Researchers at Bleeping Computer have discovered that two Amazon services have malicious links. As explained in a report, they are the streaming music platform Amazon Music and the audiobook and podcast platform Audible. In addition, fraudulent links have also been detected on amazon.com, amazon.co.uk and amazon.com.au.
Some ads appearing on Amazon Music, Audible, and Amazon ecommerce promote dubious “currency trading” pages, Telegram channels, and suspicious sites promising pirated software.
As indicated in Bleeping Computer, “no digital platform open to everyone is immune to spam.” In fact, they recently discovered similar fraudulent practices on Spotify. In that case, threat actors placed playlist names, podcast descriptions, and fake episodes in the listings to encourage listeners to visit malicious external links.

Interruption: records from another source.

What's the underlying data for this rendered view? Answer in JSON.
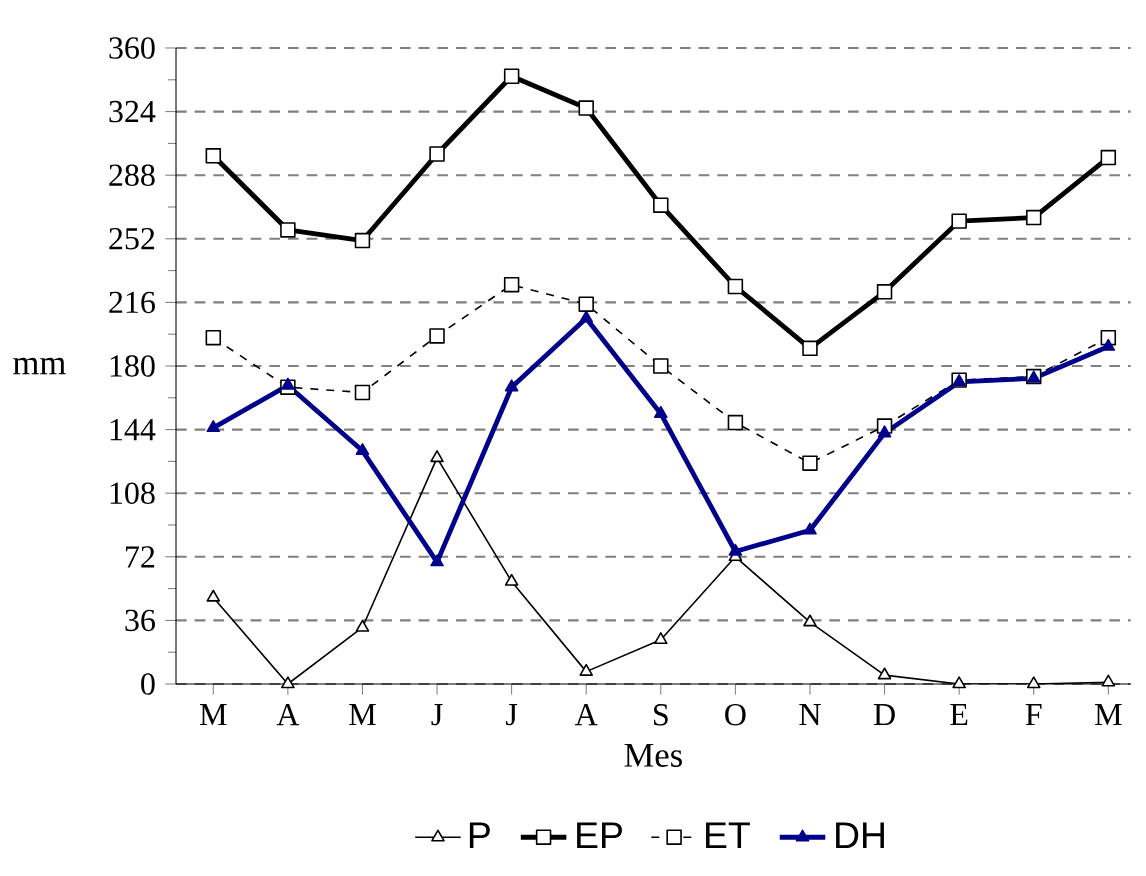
{
  "chart_data": {
    "type": "line",
    "xlabel": "Mes",
    "ylabel": "mm",
    "categories": [
      "M",
      "A",
      "M",
      "J",
      "J",
      "A",
      "S",
      "O",
      "N",
      "D",
      "E",
      "F",
      "M"
    ],
    "series": [
      {
        "name": "P",
        "color": "#000000",
        "marker": "triangle",
        "values": [
          49,
          0,
          32,
          128,
          58,
          7,
          25,
          72,
          35,
          5,
          0,
          0,
          1
        ]
      },
      {
        "name": "EP",
        "color": "#000000",
        "marker": "square",
        "values": [
          299,
          257,
          251,
          300,
          344,
          326,
          271,
          225,
          190,
          222,
          262,
          264,
          298
        ]
      },
      {
        "name": "ET",
        "color": "#000000",
        "marker": "square",
        "line_style": "dashed",
        "values": [
          196,
          168,
          165,
          197,
          226,
          215,
          180,
          148,
          125,
          146,
          172,
          174,
          196
        ]
      },
      {
        "name": "DH",
        "color": "#00008b",
        "marker": "triangle",
        "values": [
          145,
          169,
          132,
          69,
          168,
          207,
          153,
          75,
          87,
          142,
          171,
          173,
          191
        ]
      }
    ],
    "ylim": [
      0,
      360
    ],
    "yticks": [
      0,
      36,
      72,
      108,
      144,
      180,
      216,
      252,
      288,
      324,
      360
    ],
    "grid": "y",
    "legend": "bottom"
  }
}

Examples of spam distribution through Amazon
There are several cases in which Bleeping Computer has detected that cybercriminals are using it to spread links suspected of being malicious. An example of this is on Amazon Music (Colombia) in which a playlist appears in which they claim that you can download pirated “bookmap 7.3.0”, a transaction platform. In fact, it seems to hide malware.
We can also see listings on amazon.com and amazon.com.au that supposedly offer “bot trading software.” There, they provide you with several external links that lead to Telegram channels that are fraudulent, according to Bleeping Computer experts.

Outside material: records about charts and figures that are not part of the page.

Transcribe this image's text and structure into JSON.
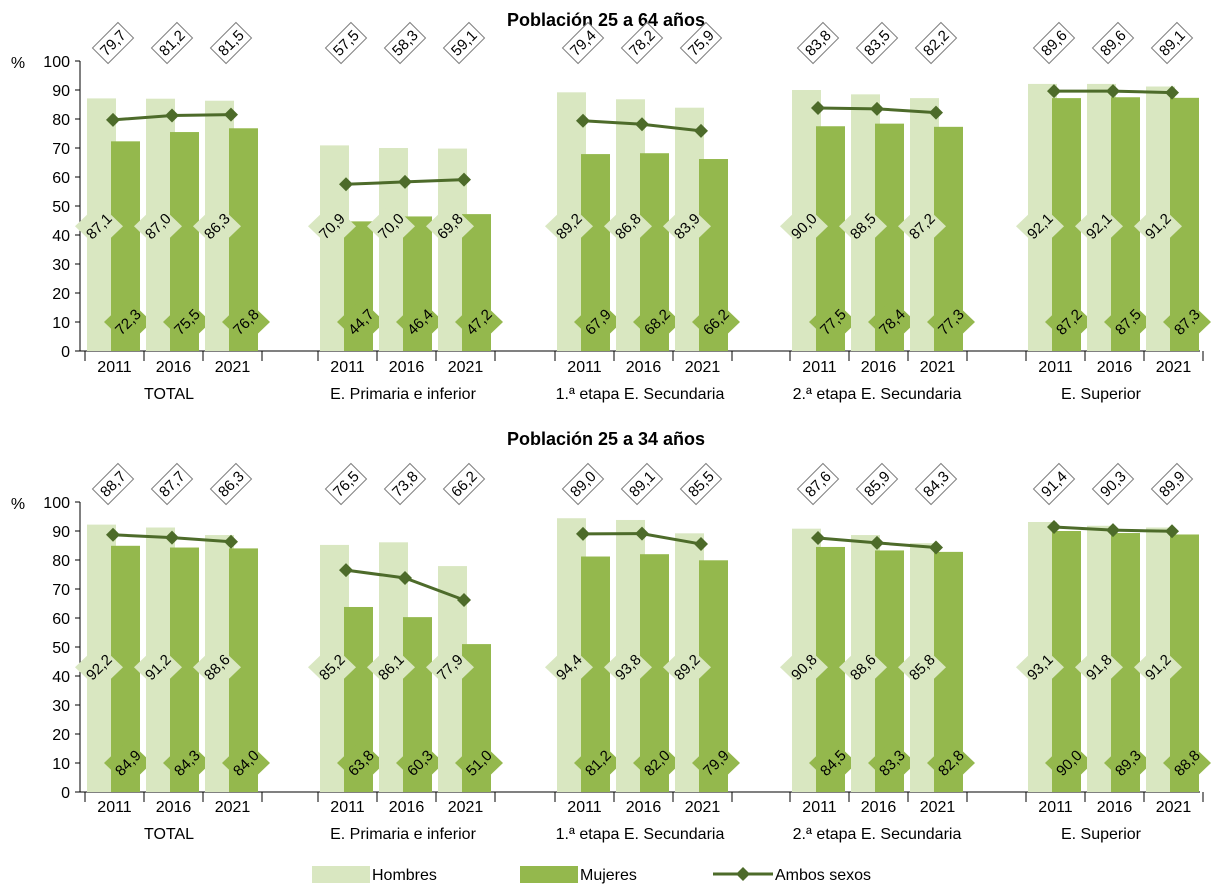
{
  "colors": {
    "hombres": "#d9e7c1",
    "mujeres": "#94b84d",
    "ambos": "#4d6b2a",
    "axis": "#000000",
    "box_border": "#7f7f7f"
  },
  "legend": {
    "hombres": "Hombres",
    "mujeres": "Mujeres",
    "ambos": "Ambos sexos"
  },
  "chart_data": [
    {
      "type": "bar",
      "title": "Población 25 a 64 años",
      "ylabel": "%",
      "ylim": [
        0,
        100
      ],
      "yticks": [
        0,
        10,
        20,
        30,
        40,
        50,
        60,
        70,
        80,
        90,
        100
      ],
      "grid": false,
      "legend_position": "bottom",
      "groups": [
        "TOTAL",
        "E. Primaria e inferior",
        "1.ª etapa E. Secundaria",
        "2.ª etapa E. Secundaria",
        "E. Superior"
      ],
      "years": [
        "2011",
        "2016",
        "2021"
      ],
      "series": [
        {
          "name": "Hombres",
          "kind": "bar",
          "values": [
            [
              87.1,
              87.0,
              86.3
            ],
            [
              70.9,
              70.0,
              69.8
            ],
            [
              89.2,
              86.8,
              83.9
            ],
            [
              90.0,
              88.5,
              87.2
            ],
            [
              92.1,
              92.1,
              91.2
            ]
          ],
          "labels": [
            [
              "87,1",
              "87,0",
              "86,3"
            ],
            [
              "70,9",
              "70,0",
              "69,8"
            ],
            [
              "89,2",
              "86,8",
              "83,9"
            ],
            [
              "90,0",
              "88,5",
              "87,2"
            ],
            [
              "92,1",
              "92,1",
              "91,2"
            ]
          ]
        },
        {
          "name": "Mujeres",
          "kind": "bar",
          "values": [
            [
              72.3,
              75.5,
              76.8
            ],
            [
              44.7,
              46.4,
              47.2
            ],
            [
              67.9,
              68.2,
              66.2
            ],
            [
              77.5,
              78.4,
              77.3
            ],
            [
              87.2,
              87.5,
              87.3
            ]
          ],
          "labels": [
            [
              "72,3",
              "75,5",
              "76,8"
            ],
            [
              "44,7",
              "46,4",
              "47,2"
            ],
            [
              "67,9",
              "68,2",
              "66,2"
            ],
            [
              "77,5",
              "78,4",
              "77,3"
            ],
            [
              "87,2",
              "87,5",
              "87,3"
            ]
          ]
        },
        {
          "name": "Ambos sexos",
          "kind": "line",
          "values": [
            [
              79.7,
              81.2,
              81.5
            ],
            [
              57.5,
              58.3,
              59.1
            ],
            [
              79.4,
              78.2,
              75.9
            ],
            [
              83.8,
              83.5,
              82.2
            ],
            [
              89.6,
              89.6,
              89.1
            ]
          ],
          "labels": [
            [
              "79,7",
              "81,2",
              "81,5"
            ],
            [
              "57,5",
              "58,3",
              "59,1"
            ],
            [
              "79,4",
              "78,2",
              "75,9"
            ],
            [
              "83,8",
              "83,5",
              "82,2"
            ],
            [
              "89,6",
              "89,6",
              "89,1"
            ]
          ]
        }
      ]
    },
    {
      "type": "bar",
      "title": "Población 25 a 34 años",
      "ylabel": "%",
      "ylim": [
        0,
        100
      ],
      "yticks": [
        0,
        10,
        20,
        30,
        40,
        50,
        60,
        70,
        80,
        90,
        100
      ],
      "grid": false,
      "legend_position": "bottom",
      "groups": [
        "TOTAL",
        "E. Primaria e inferior",
        "1.ª etapa E. Secundaria",
        "2.ª etapa E. Secundaria",
        "E. Superior"
      ],
      "years": [
        "2011",
        "2016",
        "2021"
      ],
      "series": [
        {
          "name": "Hombres",
          "kind": "bar",
          "values": [
            [
              92.2,
              91.2,
              88.6
            ],
            [
              85.2,
              86.1,
              77.9
            ],
            [
              94.4,
              93.8,
              89.2
            ],
            [
              90.8,
              88.6,
              85.8
            ],
            [
              93.1,
              91.8,
              91.2
            ]
          ],
          "labels": [
            [
              "92,2",
              "91,2",
              "88,6"
            ],
            [
              "85,2",
              "86,1",
              "77,9"
            ],
            [
              "94,4",
              "93,8",
              "89,2"
            ],
            [
              "90,8",
              "88,6",
              "85,8"
            ],
            [
              "93,1",
              "91,8",
              "91,2"
            ]
          ]
        },
        {
          "name": "Mujeres",
          "kind": "bar",
          "values": [
            [
              84.9,
              84.3,
              84.0
            ],
            [
              63.8,
              60.3,
              51.0
            ],
            [
              81.2,
              82.0,
              79.9
            ],
            [
              84.5,
              83.3,
              82.8
            ],
            [
              90.0,
              89.3,
              88.8
            ]
          ],
          "labels": [
            [
              "84,9",
              "84,3",
              "84,0"
            ],
            [
              "63,8",
              "60,3",
              "51,0"
            ],
            [
              "81,2",
              "82,0",
              "79,9"
            ],
            [
              "84,5",
              "83,3",
              "82,8"
            ],
            [
              "90,0",
              "89,3",
              "88,8"
            ]
          ]
        },
        {
          "name": "Ambos sexos",
          "kind": "line",
          "values": [
            [
              88.7,
              87.7,
              86.3
            ],
            [
              76.5,
              73.8,
              66.2
            ],
            [
              89.0,
              89.1,
              85.5
            ],
            [
              87.6,
              85.9,
              84.3
            ],
            [
              91.4,
              90.3,
              89.9
            ]
          ],
          "labels": [
            [
              "88,7",
              "87,7",
              "86,3"
            ],
            [
              "76,5",
              "73,8",
              "66,2"
            ],
            [
              "89,0",
              "89,1",
              "85,5"
            ],
            [
              "87,6",
              "85,9",
              "84,3"
            ],
            [
              "91,4",
              "90,3",
              "89,9"
            ]
          ]
        }
      ]
    }
  ]
}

On Audible, they have seen several podcast episodes that were zero seconds long. “These listings had no purpose other than to flood Amazon’s digital properties in an attempt to improve search engine rankings for spam domains, a technique known as SEO poisoning.” [envenenamiento SEO]«, the experts explain in the report.
Bleeping Computer researchers shared one of the example listings discovered with Amazon and Audible. The company immediately deleted it, but did not respond to questions.
EliteMarketMovers
In many links spread through Amazon platforms, they mentioned a suspicious “commercial platform” called “EliteMarketMovers.” There are lists that encourage users to enter Telegram or YouTube channels in this market.

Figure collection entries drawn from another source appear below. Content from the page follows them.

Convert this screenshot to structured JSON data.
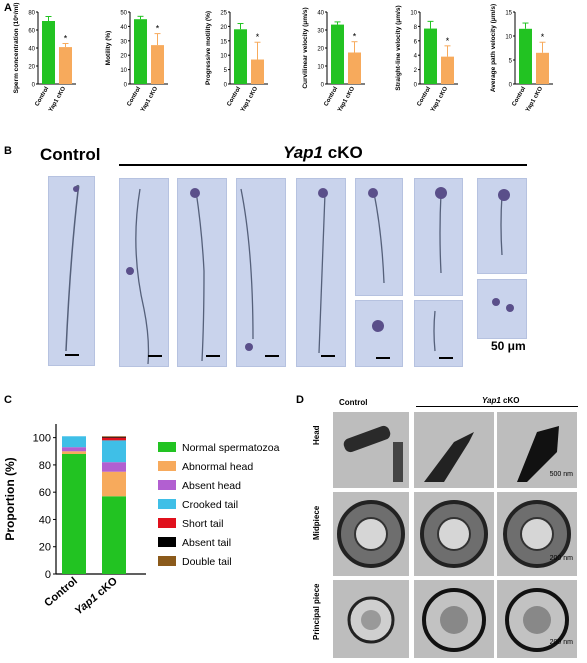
{
  "panels": {
    "a": "A",
    "b": "B",
    "c": "C",
    "d": "D"
  },
  "panel_a": {
    "groups": [
      "Control",
      "Yap1 cKO"
    ],
    "charts": [
      {
        "ylabel": "Sperm concentration (10⁶/ml)",
        "yticks": [
          "0",
          "20",
          "40",
          "60",
          "80"
        ],
        "ymax": 80,
        "values": [
          70,
          41
        ],
        "errors": [
          5,
          4
        ]
      },
      {
        "ylabel": "Motility (%)",
        "yticks": [
          "0",
          "10",
          "20",
          "30",
          "40",
          "50"
        ],
        "ymax": 50,
        "values": [
          45,
          27
        ],
        "errors": [
          2,
          8
        ]
      },
      {
        "ylabel": "Progressive motility (%)",
        "yticks": [
          "0",
          "5",
          "10",
          "15",
          "20",
          "25"
        ],
        "ymax": 25,
        "values": [
          19,
          8.5
        ],
        "errors": [
          2,
          6
        ]
      },
      {
        "ylabel": "Curvilinear velocity (μm/s)",
        "yticks": [
          "0",
          "10",
          "20",
          "30",
          "40"
        ],
        "ymax": 40,
        "values": [
          33,
          17.5
        ],
        "errors": [
          1.5,
          6
        ]
      },
      {
        "ylabel": "Straight-line velocity (μm/s)",
        "yticks": [
          "0",
          "2",
          "4",
          "6",
          "8",
          "10"
        ],
        "ymax": 10,
        "values": [
          7.7,
          3.8
        ],
        "errors": [
          1,
          1.5
        ]
      },
      {
        "ylabel": "Average path velocity (μm/s)",
        "yticks": [
          "0",
          "5",
          "10",
          "15"
        ],
        "ymax": 15,
        "values": [
          11.5,
          6.5
        ],
        "errors": [
          1.2,
          2.2
        ]
      }
    ],
    "star": "*",
    "colors": {
      "control": "#22c322",
      "cko": "#f7aa5c"
    }
  },
  "panel_b": {
    "control_title": "Control",
    "cko_gene": "Yap1",
    "cko_suffix": " cKO",
    "scale_label": "50 μm"
  },
  "panel_c": {
    "ylabel": "Proportion (%)",
    "yticks": [
      "0",
      "20",
      "40",
      "60",
      "80",
      "100"
    ],
    "categories": [
      "Control",
      "Yap1 cKO"
    ],
    "legend": [
      {
        "label": "Normal spermatozoa",
        "color": "#22c322"
      },
      {
        "label": "Abnormal head",
        "color": "#f7aa5c"
      },
      {
        "label": "Absent head",
        "color": "#b25fd1"
      },
      {
        "label": "Crooked tail",
        "color": "#3fbfe7"
      },
      {
        "label": "Short tail",
        "color": "#e0101c"
      },
      {
        "label": "Absent tail",
        "color": "#000000"
      },
      {
        "label": "Double tail",
        "color": "#8b5a1b"
      }
    ]
  },
  "panel_d": {
    "control": "Control",
    "cko_gene": "Yap1",
    "cko_suffix": " cKO",
    "rows": [
      "Head",
      "Midpiece",
      "Principal piece"
    ],
    "scales": [
      "500 nm",
      "200 nm",
      "200 nm"
    ]
  },
  "chart_data": [
    {
      "type": "bar",
      "title": "",
      "categories": [
        "Control",
        "Yap1 cKO"
      ],
      "ylabel": "Sperm concentration (10⁶/ml)",
      "ylim": [
        0,
        80
      ],
      "values": [
        70,
        41
      ]
    },
    {
      "type": "bar",
      "title": "",
      "categories": [
        "Control",
        "Yap1 cKO"
      ],
      "ylabel": "Motility (%)",
      "ylim": [
        0,
        50
      ],
      "values": [
        45,
        27
      ]
    },
    {
      "type": "bar",
      "title": "",
      "categories": [
        "Control",
        "Yap1 cKO"
      ],
      "ylabel": "Progressive motility (%)",
      "ylim": [
        0,
        25
      ],
      "values": [
        19,
        8.5
      ]
    },
    {
      "type": "bar",
      "title": "",
      "categories": [
        "Control",
        "Yap1 cKO"
      ],
      "ylabel": "Curvilinear velocity (μm/s)",
      "ylim": [
        0,
        40
      ],
      "values": [
        33,
        17.5
      ]
    },
    {
      "type": "bar",
      "title": "",
      "categories": [
        "Control",
        "Yap1 cKO"
      ],
      "ylabel": "Straight-line velocity (μm/s)",
      "ylim": [
        0,
        10
      ],
      "values": [
        7.7,
        3.8
      ]
    },
    {
      "type": "bar",
      "title": "",
      "categories": [
        "Control",
        "Yap1 cKO"
      ],
      "ylabel": "Average path velocity (μm/s)",
      "ylim": [
        0,
        15
      ],
      "values": [
        11.5,
        6.5
      ]
    },
    {
      "type": "bar",
      "stacked": true,
      "title": "",
      "categories": [
        "Control",
        "Yap1 cKO"
      ],
      "ylabel": "Proportion (%)",
      "ylim": [
        0,
        110
      ],
      "series": [
        {
          "name": "Normal spermatozoa",
          "values": [
            88,
            57
          ]
        },
        {
          "name": "Abnormal head",
          "values": [
            2,
            18
          ]
        },
        {
          "name": "Absent head",
          "values": [
            3,
            7
          ]
        },
        {
          "name": "Crooked tail",
          "values": [
            8,
            16
          ]
        },
        {
          "name": "Short tail",
          "values": [
            0,
            2
          ]
        },
        {
          "name": "Absent tail",
          "values": [
            0,
            0.5
          ]
        },
        {
          "name": "Double tail",
          "values": [
            0,
            0.5
          ]
        }
      ]
    }
  ]
}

It should be noted that the cybercriminals also had a domain “elitemarketmovers.com”. However, it is no longer responding, possibly due to poor server configuration. However, Bleeping Computer has accessed archived copies of the website and shared the download of various “trading pairs” and “top Forex robots” products.
From the article, they report that there is little indication that these are real and regulated programs. By downloading them, interested users would most likely put malware on their devices.
«Developed by Firstory»
Another action suspected of being malicious that is repeated is that, in many Spotify and Amazon lists, they encourage downloading programs indicating that they are developed by Firstory. This is an online service that was born in 2019 to “empower podcasters around the world to distribute everywhere and start connecting with audiences.”
Currently, Firstory can be used to publish podcasts to Spotify. But the company is not behind the spam detected on the aforementioned platforms, but rather fraudulent advertisements.